Replication Between Pools Causes Corruption
Description
Problem/Justification
Impact
Activity
William Gryzbowski September 8, 2022 at 6:30 PM
Unfortunately we dont have resources to try ourselves.
It seems we had reports of related panics being fixed for 22.02.3.
If wants to investigate it still, please reopen, otherwise I am closing this until we see another occurrence.
Thanks.
Jacob McDonald August 31, 2022 at 8:26 PM
Sorry, I neglected to include the link in the original post, or maybe the link was somehow cleared. I no longer seem to have access to the account I used to post this bug… I can’t login with any of the email addresses I would have used. Anyway, new account here, same person.
Please see the forums post, and comment #45 has links to the affected datasets.
I no longer have the affected zpool, as commented here earlier, so I’m unsure if 22.02.3 would have fixed anything. Hopefully you can replicate (pun intended?) the bug from the datasets I attached in the forum post.

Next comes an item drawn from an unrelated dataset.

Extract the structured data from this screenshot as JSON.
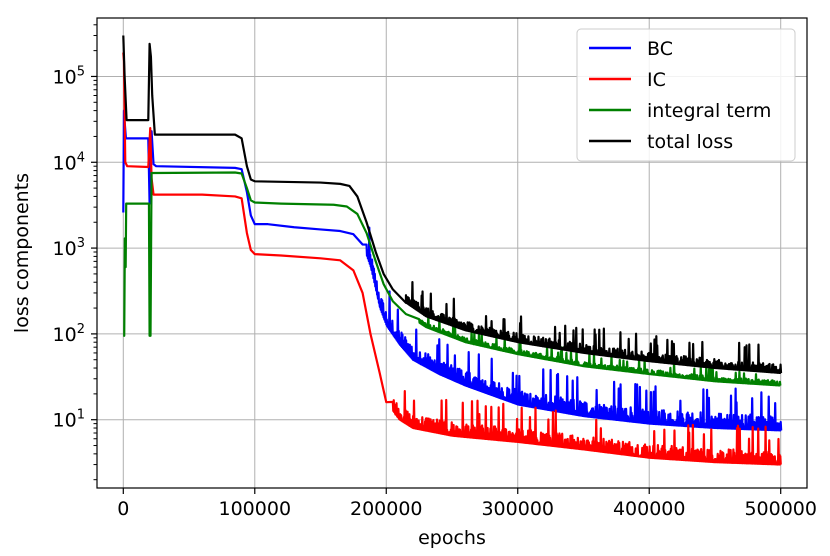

William Gryzbowski August 31, 2022 at 7:30 PM
Which forum link? I dont see any?
Also wondering if this could be replicated with latest (22.02.3).
Jacob McDonald February 28, 2022 at 3:08 PM
Hi , I was running RC2 at the time, and am now running RELEASE.

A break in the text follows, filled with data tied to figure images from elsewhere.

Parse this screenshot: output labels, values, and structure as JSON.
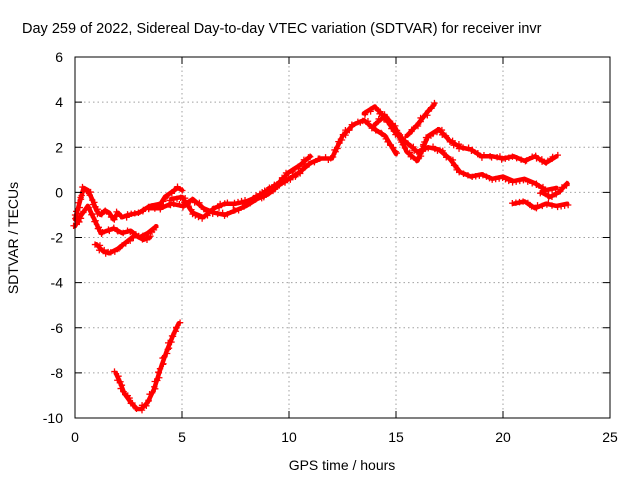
{
  "chart_data": {
    "type": "scatter",
    "title": "Day 259 of 2022, Sidereal Day-to-day VTEC variation (SDTVAR) for receiver invr",
    "xlabel": "GPS time / hours",
    "ylabel": "SDTVAR / TECUs",
    "xlim": [
      0,
      25
    ],
    "ylim": [
      -10,
      6
    ],
    "xticks": [
      0,
      5,
      10,
      15,
      20,
      25
    ],
    "yticks": [
      -10,
      -8,
      -6,
      -4,
      -2,
      0,
      2,
      4,
      6
    ],
    "xtick_labels": [
      "0",
      "5",
      "10",
      "15",
      "20",
      "25"
    ],
    "ytick_labels": [
      "-10",
      "-8",
      "-6",
      "-4",
      "-2",
      "0",
      "2",
      "4",
      "6"
    ],
    "grid": true,
    "marker": "plus",
    "color": "#ff0000",
    "series": [
      {
        "name": "satellite-track-1",
        "x": [
          0.0,
          0.2,
          0.4,
          0.6,
          0.8,
          1.0,
          1.2,
          1.4,
          1.6,
          1.8,
          2.0,
          2.2,
          2.5,
          3.0,
          3.5,
          4.0,
          4.2,
          4.5,
          4.8,
          5.0
        ],
        "y": [
          -1.2,
          -0.5,
          0.2,
          0.1,
          -0.3,
          -0.8,
          -1.0,
          -0.8,
          -0.9,
          -1.2,
          -0.9,
          -1.1,
          -1.0,
          -0.9,
          -0.6,
          -0.5,
          -0.2,
          0.0,
          0.2,
          0.1
        ]
      },
      {
        "name": "satellite-track-2",
        "x": [
          0.0,
          0.3,
          0.6,
          0.9,
          1.2,
          1.5,
          1.8,
          2.2,
          2.6,
          3.0,
          3.4,
          3.8
        ],
        "y": [
          -1.5,
          -1.0,
          -0.6,
          -1.2,
          -1.8,
          -1.7,
          -1.6,
          -1.8,
          -1.7,
          -2.0,
          -1.8,
          -1.5
        ]
      },
      {
        "name": "satellite-track-3",
        "x": [
          1.0,
          1.3,
          1.6,
          2.0,
          2.4,
          2.8,
          3.0,
          3.2,
          3.5
        ],
        "y": [
          -2.3,
          -2.6,
          -2.7,
          -2.5,
          -2.2,
          -1.9,
          -2.0,
          -2.1,
          -2.0
        ]
      },
      {
        "name": "satellite-track-4",
        "x": [
          3.5,
          4.0,
          4.5,
          5.0,
          5.5,
          6.0,
          6.5,
          7.0,
          7.5,
          8.0,
          8.5,
          9.0,
          9.5,
          10.0,
          10.5,
          11.0,
          11.5,
          12.0,
          12.5,
          13.0,
          13.5,
          14.0,
          14.5,
          15.0
        ],
        "y": [
          -0.7,
          -0.7,
          -0.5,
          -0.6,
          -0.3,
          -0.7,
          -0.9,
          -1.0,
          -0.8,
          -0.6,
          -0.3,
          -0.1,
          0.3,
          0.6,
          0.9,
          1.3,
          1.5,
          1.5,
          2.5,
          3.0,
          3.2,
          2.8,
          2.5,
          1.7
        ]
      },
      {
        "name": "satellite-track-5",
        "x": [
          4.5,
          5.0,
          5.5,
          6.0,
          6.5,
          7.0,
          7.5,
          8.0,
          8.5,
          9.0,
          9.5,
          10.0,
          10.5,
          11.0
        ],
        "y": [
          -0.3,
          -0.2,
          -0.9,
          -1.1,
          -0.7,
          -0.5,
          -0.5,
          -0.4,
          -0.2,
          0.1,
          0.4,
          0.9,
          1.2,
          1.6
        ]
      },
      {
        "name": "satellite-track-6",
        "x": [
          13.5,
          14.0,
          14.5,
          15.0,
          15.5,
          16.0,
          16.5,
          17.0,
          17.5,
          18.0,
          18.5,
          19.0,
          19.5,
          20.0,
          20.5,
          21.0,
          21.5,
          22.0,
          22.5
        ],
        "y": [
          3.5,
          3.8,
          3.3,
          2.6,
          2.2,
          1.8,
          2.0,
          1.9,
          1.5,
          0.9,
          0.7,
          0.8,
          0.6,
          0.7,
          0.5,
          0.6,
          0.4,
          0.1,
          0.2
        ]
      },
      {
        "name": "satellite-track-7",
        "x": [
          14.0,
          14.5,
          15.0,
          15.5,
          16.0,
          16.5,
          17.0,
          17.5,
          18.0,
          18.5,
          19.0,
          19.5,
          20.0,
          20.5,
          21.0,
          21.5,
          22.0,
          22.5
        ],
        "y": [
          3.0,
          3.4,
          2.8,
          1.8,
          1.4,
          2.5,
          2.8,
          2.3,
          2.0,
          1.9,
          1.6,
          1.6,
          1.5,
          1.6,
          1.4,
          1.6,
          1.3,
          1.6
        ]
      },
      {
        "name": "satellite-track-8",
        "x": [
          15.5,
          16.0,
          16.5,
          16.8
        ],
        "y": [
          2.5,
          3.0,
          3.6,
          3.9
        ]
      },
      {
        "name": "satellite-track-9",
        "x": [
          20.5,
          21.0,
          21.5,
          22.0,
          22.5,
          23.0
        ],
        "y": [
          -0.5,
          -0.4,
          -0.7,
          -0.5,
          -0.6,
          -0.5
        ]
      },
      {
        "name": "satellite-track-10",
        "x": [
          21.8,
          22.2,
          22.6,
          23.0
        ],
        "y": [
          0.0,
          -0.2,
          0.0,
          0.4
        ]
      },
      {
        "name": "satellite-track-11",
        "x": [
          1.9,
          2.1,
          2.3,
          2.6,
          2.9,
          3.1,
          3.4,
          3.7,
          4.0,
          4.3,
          4.6,
          4.85
        ],
        "y": [
          -8.0,
          -8.4,
          -8.9,
          -9.3,
          -9.6,
          -9.6,
          -9.3,
          -8.7,
          -7.8,
          -7.0,
          -6.3,
          -5.8
        ]
      }
    ]
  }
}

I have added the debug attachment as requested, but please note as I said in the original comment, that I no longer have the troublesome zpool or datasets. But the forums comments I linked have download links to the original dataset that can be used to reproduce the problem. This seems to be a ZFS problem, not TrueNAS.
Thanks!
Bonnie Follweiler February 28, 2022 at 2:29 PM
Thank you for the report, .
What version of SCALE are you running on the systems you are using for replication?
Can you please attach a debug file to the "Private Attachments" section of this ticket? To generate a debug file on TrueNAS SCALE, log in to the TrueNAS web interface, go to System Settings > Advanced, then click SAVE DEBUG and wait for the file to download to your local system.
Hi iX!
I had a problem with TN SCALE replication causing corruption. After working with a few folks from the community, we determined the problem is that lz4-compressed data is not decompressed before presentation to the user.
I have attached datasets that can be used for reproducing the issue in the post .
I no longer have the original zpool that contained these datasets, as I only encountered this ZFS bug when trying to replicate the contents away in order to refactor the zpool. I have since accomplished this. But the datasets linked in comment #50 can repro the problem 100%.
Hopefully you can work with the OpenZFS team to get to the bottom of this before anyone else runs into it without realizing it! I expect this is some decompression bug that could be patched to allow the data to be recovered, too.
Thanks again for an awesome product, and please do reach out if I can be of further assistance!